1st lead climb ever: Prom date (don't know if that the real name or not) nice climb easy for the kids etc. love it but I like everyone else wanted to be better and climb bigger by this time
So a few days later into Mountain works in hopes to find info on some other routes in Santaquin, at this time I hadn't met Darren, I can't remember who was working that day. But he had no info or none he wanted to share, told me to try Rock Canyon. But I was far too busy for that so being adventurous we decided to simply try other routes!
2nd lead climd ever: Santaqueen Prom Queen it looked super easy from the ground and the first 3 bolts were. then I found myself in quite a jam. So I bailed! The next day on my quest for more information I headed back into Mountain works were Christian said "Oh man thats like a 5.10c I was shocked! something that looked simple enough from the ground proved to be way out of my ability range!
So no big deal.
We tried other routes some in rock canyon and some in Santaquin. Then a few months later we are in the Canyon climbing with a couple of our kids when up pulls a SUV. A family jumps out and proceeds to watch us, They had a couple boys one about a 11 and the other maybe 13. They proceed to tell us that they had been climbing a few times with an experienced climber and were ready to branch out and climb themselves. After visiting with them for a few minutes it was apparent they weren't too experienced. So I took them up to our little beloved Prom Date showed them how to get around and top rope it.
Two weeks later guess who was trying to lead climb the very 5.10c that I had tried for my 2nd lead, Yup thats right a 13 year old boy! He made it almost as far as I did, when I passed on the info I had, they too were shocked!
If you bolt it, expect people to climb it, unless of course it is on your own private property!
Keep the information private and all you are doing is putting a great sport at risk!
Imagine if that kid had fallen and cracked his skull open, it would have been one less of climbings future generation!
I would love to see all of Santaquin's climbs posted, and published.
As much as I don't want to share my secret little climbing haven. . .
I used to be fairly active on this site, and post my new routes so reasonable people could have access to that info... but it is because of people like jsnstwrt and angelmarrott and others from the "entitlement generation" that I now keep my new routes to myself and my friends, and the reason I have been deleting route info I previously posted on Mtn project.

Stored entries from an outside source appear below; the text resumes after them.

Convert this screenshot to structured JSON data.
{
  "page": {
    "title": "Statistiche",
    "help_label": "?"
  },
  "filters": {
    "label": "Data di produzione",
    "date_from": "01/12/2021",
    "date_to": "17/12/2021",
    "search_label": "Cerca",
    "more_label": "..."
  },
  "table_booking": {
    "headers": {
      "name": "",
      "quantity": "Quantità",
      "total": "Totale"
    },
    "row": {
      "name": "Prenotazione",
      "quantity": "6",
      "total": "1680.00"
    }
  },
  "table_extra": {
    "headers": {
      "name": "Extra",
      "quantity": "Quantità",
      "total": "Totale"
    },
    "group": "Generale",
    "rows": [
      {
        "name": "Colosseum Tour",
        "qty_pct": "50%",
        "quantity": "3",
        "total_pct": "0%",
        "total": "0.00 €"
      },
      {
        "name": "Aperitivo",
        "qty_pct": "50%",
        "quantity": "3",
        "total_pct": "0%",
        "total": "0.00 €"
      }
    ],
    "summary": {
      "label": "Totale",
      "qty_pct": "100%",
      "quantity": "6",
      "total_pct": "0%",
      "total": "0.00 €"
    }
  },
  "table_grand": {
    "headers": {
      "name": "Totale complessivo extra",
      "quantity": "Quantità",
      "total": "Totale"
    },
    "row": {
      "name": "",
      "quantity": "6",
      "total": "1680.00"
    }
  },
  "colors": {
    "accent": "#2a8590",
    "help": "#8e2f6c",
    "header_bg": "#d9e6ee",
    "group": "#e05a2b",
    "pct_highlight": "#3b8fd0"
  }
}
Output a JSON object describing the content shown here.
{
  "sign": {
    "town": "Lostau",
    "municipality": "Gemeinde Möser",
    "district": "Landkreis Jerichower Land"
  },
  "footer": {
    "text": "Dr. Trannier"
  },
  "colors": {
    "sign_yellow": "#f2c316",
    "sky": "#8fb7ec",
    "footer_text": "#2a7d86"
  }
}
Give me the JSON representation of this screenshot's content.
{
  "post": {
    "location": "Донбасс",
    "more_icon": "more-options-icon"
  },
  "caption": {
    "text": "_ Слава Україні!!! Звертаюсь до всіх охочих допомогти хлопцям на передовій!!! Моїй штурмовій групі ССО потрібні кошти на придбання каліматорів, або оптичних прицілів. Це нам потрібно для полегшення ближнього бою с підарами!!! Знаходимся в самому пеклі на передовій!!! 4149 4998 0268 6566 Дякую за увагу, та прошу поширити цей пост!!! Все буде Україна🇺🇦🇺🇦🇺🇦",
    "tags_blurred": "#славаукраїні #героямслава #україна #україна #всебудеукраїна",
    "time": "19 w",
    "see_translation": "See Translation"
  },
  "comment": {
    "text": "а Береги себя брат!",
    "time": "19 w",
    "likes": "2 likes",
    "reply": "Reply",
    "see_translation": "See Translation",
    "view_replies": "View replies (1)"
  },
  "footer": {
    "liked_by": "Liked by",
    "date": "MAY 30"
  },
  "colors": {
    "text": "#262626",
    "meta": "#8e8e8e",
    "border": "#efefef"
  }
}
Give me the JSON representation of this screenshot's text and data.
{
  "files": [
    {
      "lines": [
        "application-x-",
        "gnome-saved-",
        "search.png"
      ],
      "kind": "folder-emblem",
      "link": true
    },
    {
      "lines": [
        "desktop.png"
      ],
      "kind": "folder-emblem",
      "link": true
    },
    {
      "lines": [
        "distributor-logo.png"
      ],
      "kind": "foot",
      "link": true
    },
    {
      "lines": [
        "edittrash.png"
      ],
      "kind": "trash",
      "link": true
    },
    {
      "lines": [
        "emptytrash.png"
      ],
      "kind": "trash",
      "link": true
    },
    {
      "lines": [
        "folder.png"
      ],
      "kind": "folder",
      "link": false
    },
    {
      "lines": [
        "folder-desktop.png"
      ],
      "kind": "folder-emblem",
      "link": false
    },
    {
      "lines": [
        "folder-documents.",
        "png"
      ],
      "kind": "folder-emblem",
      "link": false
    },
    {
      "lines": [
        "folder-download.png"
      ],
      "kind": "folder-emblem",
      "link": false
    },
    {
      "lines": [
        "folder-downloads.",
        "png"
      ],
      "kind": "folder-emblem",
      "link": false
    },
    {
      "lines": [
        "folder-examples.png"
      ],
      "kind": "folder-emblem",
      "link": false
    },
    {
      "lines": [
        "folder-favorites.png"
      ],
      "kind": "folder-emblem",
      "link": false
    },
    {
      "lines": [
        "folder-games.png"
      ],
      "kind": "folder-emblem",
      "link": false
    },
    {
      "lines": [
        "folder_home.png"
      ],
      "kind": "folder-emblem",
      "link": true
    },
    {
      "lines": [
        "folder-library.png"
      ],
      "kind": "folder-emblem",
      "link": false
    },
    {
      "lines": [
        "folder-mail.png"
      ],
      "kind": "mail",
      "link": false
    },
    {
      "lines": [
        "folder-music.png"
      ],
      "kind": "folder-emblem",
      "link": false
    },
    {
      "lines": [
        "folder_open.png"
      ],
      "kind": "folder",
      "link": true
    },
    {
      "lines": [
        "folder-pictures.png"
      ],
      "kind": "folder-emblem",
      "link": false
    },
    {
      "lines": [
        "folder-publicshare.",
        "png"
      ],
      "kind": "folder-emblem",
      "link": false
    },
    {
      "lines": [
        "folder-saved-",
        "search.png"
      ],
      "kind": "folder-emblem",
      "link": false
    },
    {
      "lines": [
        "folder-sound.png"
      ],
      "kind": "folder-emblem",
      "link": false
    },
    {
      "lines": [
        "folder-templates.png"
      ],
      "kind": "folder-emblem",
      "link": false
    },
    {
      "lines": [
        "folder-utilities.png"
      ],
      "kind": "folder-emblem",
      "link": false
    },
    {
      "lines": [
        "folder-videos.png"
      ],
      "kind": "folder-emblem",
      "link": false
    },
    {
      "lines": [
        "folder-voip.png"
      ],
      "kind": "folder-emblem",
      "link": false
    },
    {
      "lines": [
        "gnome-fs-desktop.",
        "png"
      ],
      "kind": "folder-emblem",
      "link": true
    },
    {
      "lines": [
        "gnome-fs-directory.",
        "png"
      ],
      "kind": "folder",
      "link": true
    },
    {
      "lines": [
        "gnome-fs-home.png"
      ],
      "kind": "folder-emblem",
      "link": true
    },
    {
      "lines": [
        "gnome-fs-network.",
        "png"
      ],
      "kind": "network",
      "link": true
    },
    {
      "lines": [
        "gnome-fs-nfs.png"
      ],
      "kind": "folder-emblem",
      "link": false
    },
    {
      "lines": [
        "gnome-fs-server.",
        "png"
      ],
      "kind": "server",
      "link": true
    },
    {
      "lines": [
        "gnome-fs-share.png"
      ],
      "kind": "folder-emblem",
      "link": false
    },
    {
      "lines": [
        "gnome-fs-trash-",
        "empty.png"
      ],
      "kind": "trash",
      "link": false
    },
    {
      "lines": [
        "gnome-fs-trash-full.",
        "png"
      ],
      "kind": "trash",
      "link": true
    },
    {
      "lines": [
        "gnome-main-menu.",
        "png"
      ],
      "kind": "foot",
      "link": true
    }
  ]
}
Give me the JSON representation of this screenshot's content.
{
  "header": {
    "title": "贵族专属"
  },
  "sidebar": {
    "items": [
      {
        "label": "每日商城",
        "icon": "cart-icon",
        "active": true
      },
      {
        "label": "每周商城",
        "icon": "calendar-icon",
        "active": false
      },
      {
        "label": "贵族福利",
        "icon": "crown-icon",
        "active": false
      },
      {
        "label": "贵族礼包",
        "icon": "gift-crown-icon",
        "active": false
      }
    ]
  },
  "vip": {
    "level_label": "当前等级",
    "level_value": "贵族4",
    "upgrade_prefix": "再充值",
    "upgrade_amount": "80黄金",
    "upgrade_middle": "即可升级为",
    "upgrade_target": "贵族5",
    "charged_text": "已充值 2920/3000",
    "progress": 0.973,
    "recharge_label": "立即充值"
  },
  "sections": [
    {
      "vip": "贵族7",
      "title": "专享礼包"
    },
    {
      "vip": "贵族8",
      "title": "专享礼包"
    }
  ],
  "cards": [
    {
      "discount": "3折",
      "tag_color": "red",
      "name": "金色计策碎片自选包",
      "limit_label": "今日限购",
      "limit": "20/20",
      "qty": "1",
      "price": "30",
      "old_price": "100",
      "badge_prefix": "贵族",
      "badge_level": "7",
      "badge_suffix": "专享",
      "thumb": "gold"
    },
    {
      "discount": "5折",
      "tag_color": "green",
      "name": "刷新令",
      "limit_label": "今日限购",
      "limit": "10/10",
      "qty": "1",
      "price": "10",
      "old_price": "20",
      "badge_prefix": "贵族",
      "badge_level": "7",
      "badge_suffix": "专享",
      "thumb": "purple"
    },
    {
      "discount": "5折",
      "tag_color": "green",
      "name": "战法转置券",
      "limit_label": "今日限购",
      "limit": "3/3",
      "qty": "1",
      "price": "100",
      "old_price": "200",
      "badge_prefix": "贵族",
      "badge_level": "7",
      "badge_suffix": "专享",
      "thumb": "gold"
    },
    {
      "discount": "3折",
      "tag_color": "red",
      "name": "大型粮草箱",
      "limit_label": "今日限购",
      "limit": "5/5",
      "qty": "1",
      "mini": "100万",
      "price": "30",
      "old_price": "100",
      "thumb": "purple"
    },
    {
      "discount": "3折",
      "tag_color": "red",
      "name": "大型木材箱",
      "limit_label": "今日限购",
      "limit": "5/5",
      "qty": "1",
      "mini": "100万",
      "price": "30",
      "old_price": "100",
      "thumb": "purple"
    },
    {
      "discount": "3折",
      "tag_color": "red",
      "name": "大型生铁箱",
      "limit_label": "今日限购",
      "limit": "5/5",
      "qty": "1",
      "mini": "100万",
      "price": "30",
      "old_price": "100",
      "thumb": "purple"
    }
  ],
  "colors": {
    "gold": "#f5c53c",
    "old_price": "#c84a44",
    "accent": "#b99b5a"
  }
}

It's a real shame that what started as a way to share information and route info has mainly become a resource for bashing people we don't even know to feed our own fragile egos.
I agree with Ben. This is really sad. Lets keep the petty name calling and finger pointing off a thread that is supposed to provide information. If people want to share information it is their choice. If not then it means a little more adventuring for those without. We don't deserve others information any more than they deserve ours. The less we assume of others the better.
No name calling here! I was simply trying to share my opinion! As far as the entitlement generation as you would like to call them, at least there is a next generation of climbers out there! Without a future generation of climbers what would happen to the sport itself? I am a bowler, I own a bowling alley, and all too often the old timers are full of criticism towards the next generation of bowlers. This is a sport that is dying, if you look back into the 60's 70's and 80's there was a bowling alley on every corner. Since then the number of alleys that have closed is just sad! The sport of climbing would do the same nose dive, if it weren't for sites like this, guide books, awesome people like Darren and the sharing of information! I do agree that had the kid fallen it would have been his parents fault, but ill educated people make bad decisions all the time. It is not my intention to piss anyone off!